Il peschereccio ormeggiato a Sfax in Tunisia. Tensione tra i marittimi: nuove forme di pirateria, l’Europa intervenga

MAZARA DEL VALLO. Per il rilascio del peschereccio "Flori", i tunisini vogliono circa 30 mila euro. Che gli armatori non intendono pagare perché hanno le prove che il peschereccio, al momento del fermo, era in acque internazionali. Per i militari nordafricani erano dentro il "mammellone".
"Vogliamo ribadire - dicono i fratelli Ingargiola, armatori del peschereccio - che la barca era fuori di circa mezzo miglio, come ha segnalato il blue box: 35° 55' 50" nord - 12° 26' 26" est", coordinate confermate anche dalla capitaneria di porto di Mazara. "Abbiamo sentito il nostro comandante, Vincenzo Barraco - dicono i fratelli Simone e Francesco Ingargiola - il quale ci ha riferito che l'imbarcazione è ormeggiata a Sfax, l'equipaggio sta bene ma che ai marittimi mazaresi non è consentito scendere dal motopesca mentre ai tunisini è permesso di allontanarsi".

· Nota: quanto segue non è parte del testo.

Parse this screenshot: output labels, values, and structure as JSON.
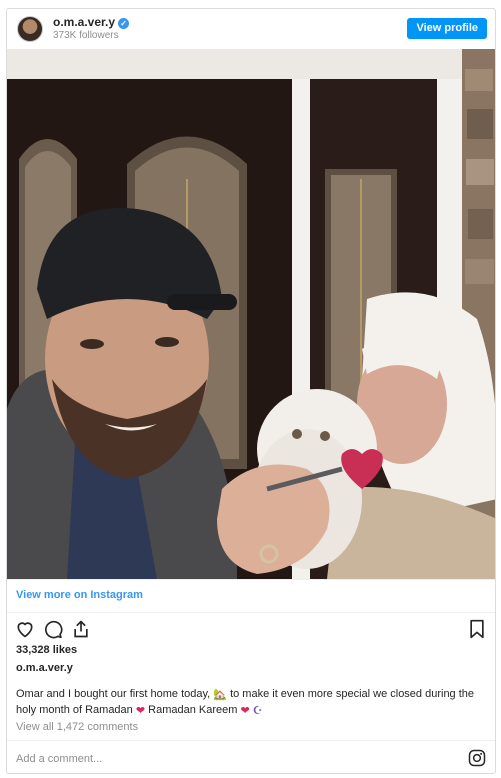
{
  "header": {
    "username": "o.m.a.ver.y",
    "followers": "373K followers",
    "view_profile_label": "View profile"
  },
  "post": {
    "view_more_label": "View more on Instagram",
    "likes": "33,328 likes",
    "username": "o.m.a.ver.y",
    "caption_part1": "Omar and I bought our first home today,",
    "caption_part2": "to make it even more special we closed during the holy month of Ramadan",
    "caption_part3": "Ramadan Kareem",
    "house_emoji": "🏡",
    "heart_emoji": "❤",
    "moon_emoji": "☪",
    "view_comments": "View all 1,472 comments",
    "add_comment_placeholder": "Add a comment..."
  },
  "icons": [
    "verified-badge-icon",
    "heart-icon",
    "comment-icon",
    "share-icon",
    "bookmark-icon",
    "instagram-icon"
  ],
  "colors": {
    "accent": "#0095f6",
    "link": "#3897f0",
    "heart": "#e0245e"
  }
}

L'ammenda di 30 mila euro gli armatori non la vogliono pagare "perché non è giusto - dicono - siamo dalla parte della ragione". "Nei confronti dei nostri marittimi vengono attuate pratiche abusive - afferma il presidente del distretto della pesca, Giovanni Tumbiolo. "Abbiamo ricevuto da parte della capitaneria di porto di Mazara" - aggiunge - le coordinate che indicano il punto nel quale è stato fermato il "Flori". Era in acque internazionali. Il dato è oggettivo perché lo indicano i rilevatori satellitari ed il blue box di cui dispone il "Flori".
Poi ci sono le strane coincidenze. "Abbiamo notizia - spiega Tumbiolo - che il "Flori"sia stato fermato dai tunisini a bordo di uno dei due pattugliatori italiani donati lo scorso 1 dicembre alla Tunisia (in una cerimonia avventuta ad Adria nalla presenza del ministro Annamaria Cancelleri) per il contrasto all'immigrazione clandestina. Se non è ridicolo, è almeno paradossale - continua Tumbiolo - che tunisini sequestrino i pescherecci di Mazara utilizzando i pattugliatori che l'Italia ha donato loro e che ai contribuenti del nostro Paese sono costati 23 milioni di euro, compreso il terzo che sarà donato successivamente. Nonostante ciò i migranti continuano ad arrivare".
La notizia è rimbalzata a Mazara ed i marittimi ci sono rimasti male. Poi qualcuno pone l'interrogativo: "Ma la nostra nave militare, la Lavinia, dove era? Non dovrebbe intervenire in queste circostanze?" Dovrebbe, ma se la Lavinia si trova a 20 o 30 miglia dalla zona di mare dove è avvenuto il fermo, come fa ad arrivare in tempo? Occore una sorveglianza più efficace.
"Lo Stato italiano e l'unione europea devono intervenire con urgenza ed energicamente nei confronti delle autorità tunisine" - dice Tumbiolo che si mostra molto preoccupato anche per il "Daniela L" che si trova dal 7 ottobre scorso sequestrato in Libia nel porto di Bengasi con a bordo due marittimi, Alberto De Santi e Rosario Grafato.
"Purtroppo - afferma - il peschereccio deve subire il processo d'appello ma il tribunale di Bengasi, al momento, è chiuso e non si sa quando riaprirà".
Un marittimo, con i nervi a fior di pelle, dice: "Stiamo assistendo da Sfax a Bengasi a nuove forme di pirateria, come nel Corno d'Africa".